Des photos et vidéos irrespectueuses prises au mémorial de la Shoah d’Ottawa
Une marque locale en particulier a récemment fait l'objet de critiques sur les réseaux sociaux et en dehors pour une campagne réalisée sur le site du mémorial
De la même façon que la mode qui consiste à prendre des selfies tout-sourire au mémorial de la Shoah de Berlin ou des photos peu dignes, le monument national de la Shoah à Ottawa est utilisé comme toile de fond pour des séances photos, des campagnes de mode et des clips vidéo qui n’ont rien à voir avec l’hommage que le lieu vient rendre aux victimes et aux survivants, a rapporté ce lundi Radio-Canada.
Ainsi, une marque en particulier, l’entreprise de vêtements locale V Kentay, a récemment fait l’objet de critiques sur les réseaux sociaux et en dehors pour une campagne réalisée sur le site du mémorial.
Une vidéo publiée l’année dernière sur ses réseaux sociaux et sur son site web a récemment attiré l’attention. Celle-ci montre un mannequin portant les vêtements d’une nouvelle collection, notamment de maillots de bain, posant sur le site du mémorial. Au moins deux autres vidéos de l’entreprise y ont été tournées, rapporte Radio-Canada.
Contactée par la chaine CBC News, la cofondatrice de V Kentay, Phoebe Genus, a présenté des excuses.
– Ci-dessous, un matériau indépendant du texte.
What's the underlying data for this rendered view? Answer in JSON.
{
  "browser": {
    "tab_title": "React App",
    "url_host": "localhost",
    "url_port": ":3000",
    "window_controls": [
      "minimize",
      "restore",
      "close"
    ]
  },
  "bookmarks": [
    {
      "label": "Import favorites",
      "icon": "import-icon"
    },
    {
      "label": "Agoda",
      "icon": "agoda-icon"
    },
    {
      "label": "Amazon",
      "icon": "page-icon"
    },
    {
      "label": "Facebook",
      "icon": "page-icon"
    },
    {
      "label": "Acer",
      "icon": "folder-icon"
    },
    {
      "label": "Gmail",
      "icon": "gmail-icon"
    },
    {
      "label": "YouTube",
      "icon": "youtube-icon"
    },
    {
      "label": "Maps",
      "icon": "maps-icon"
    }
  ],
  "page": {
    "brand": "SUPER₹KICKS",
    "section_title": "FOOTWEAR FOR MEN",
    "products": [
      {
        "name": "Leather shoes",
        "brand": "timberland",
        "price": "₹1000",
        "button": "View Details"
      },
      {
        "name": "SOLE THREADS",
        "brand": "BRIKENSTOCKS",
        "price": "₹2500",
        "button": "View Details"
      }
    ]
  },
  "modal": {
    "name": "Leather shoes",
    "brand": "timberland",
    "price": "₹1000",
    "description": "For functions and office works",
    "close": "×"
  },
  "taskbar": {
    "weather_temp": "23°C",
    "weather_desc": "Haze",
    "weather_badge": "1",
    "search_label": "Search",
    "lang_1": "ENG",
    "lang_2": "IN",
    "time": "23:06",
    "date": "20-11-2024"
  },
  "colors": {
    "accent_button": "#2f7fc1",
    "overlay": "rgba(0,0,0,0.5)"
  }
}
« Il a été porté à notre attention que V Kentay a offensé la communauté juive et la communauté d’Ottawa », a t-elle écrit dans une déclaration écrite envoyée par mail. « D’un point de vue créatif, le mémorial semblait correspondre parfaitement à ce que mon équipe et moi recherchions esthétiquement pour cette campagne particulière. J’ai commis une erreur en omettant les implications politiques ou émotionnelles que cette décision pourrait causer. Je présente mes plus sincères excuses et je regrette d’avoir pris cette décision. J’ai fait une erreur en tant que nouvelle propriétaire d’entreprise. »
La marque a depuis supprimé les vidéos de son site web et de ses réseaux sociaux.
« C’est troublant et ce n’est pas la première fois que cela se produit », a expliqué Mina Cohn, présidente du Center for Holocaust Education and Scholarship (CHES).
Judy Young, une autre membre du CHES et survivante de la Shoah, considère qu’il faut en faire davantage pour informer le public.
« Je pense qu’il devrait y avoir plus d’informations, pas seulement sur le monument lui-même, mais sur l’importance de cet endroit », a-t-elle dit.
« Savoir que cet endroit a été profané, que la mémoire [des victimes] a été profanée et qu’un lieu de réflexion et d’éducation a été utilisé pour une séance de photos de mode, et pas seulement une fois, c’est incroyablement frustrant et décourageant », a réagi Andrea Freedman, présidente et cheffe de la direction de la Fédération juive d’Ottawa.
Le mémorial public, inauguré en 2017, qui se trouve dans le centre-ville, est intitulé « Un paysage de deuil, de souvenirs et de survie ».
« Le Monument national de la Shoah fait en sorte que les leçons tirées de l’Holocauste et la remarquable contribution des survivants de la Shoah au Canada resteront vivantes dans la mémoire des prochaines générations », indique la Commission de la capitale nationale (CCN), instance responsable de sa gestion, sur son site Internet.
Il comprend un espace sombre entouré par des murs gris en béton formant six segments triangulaires. Ces murs créent les pointes d’une étoile de David, qui entoure un lieu de rassemblement central. La hauteur et l’inclinaison des murs varient afin d’obtenir une géométrie dynamique, avec des vues qui changent à mesure que les visiteurs circulent dans le monument et autour de celui-ci. La partie basse propose des illustrations et des indications sur la Shoah, avec notamment six paysages photographiques de lieux de la Shoah peints sur les murs. Une exposition avec 21 panneaux d’interprétation est aussi proposée. Il est ainsi bien évident qu’il s’agit d’un « Monument national de l’Holocauste », avec de grands panneaux de chaque côté des entrées du site qui l’indiquent.
Alors qu’il n’y a pas de règles officielles définies concernant les photographies et les vidéos, Mme Freedman estime que les gens devraient savoir quel est son but, et ainsi respecter le lieu.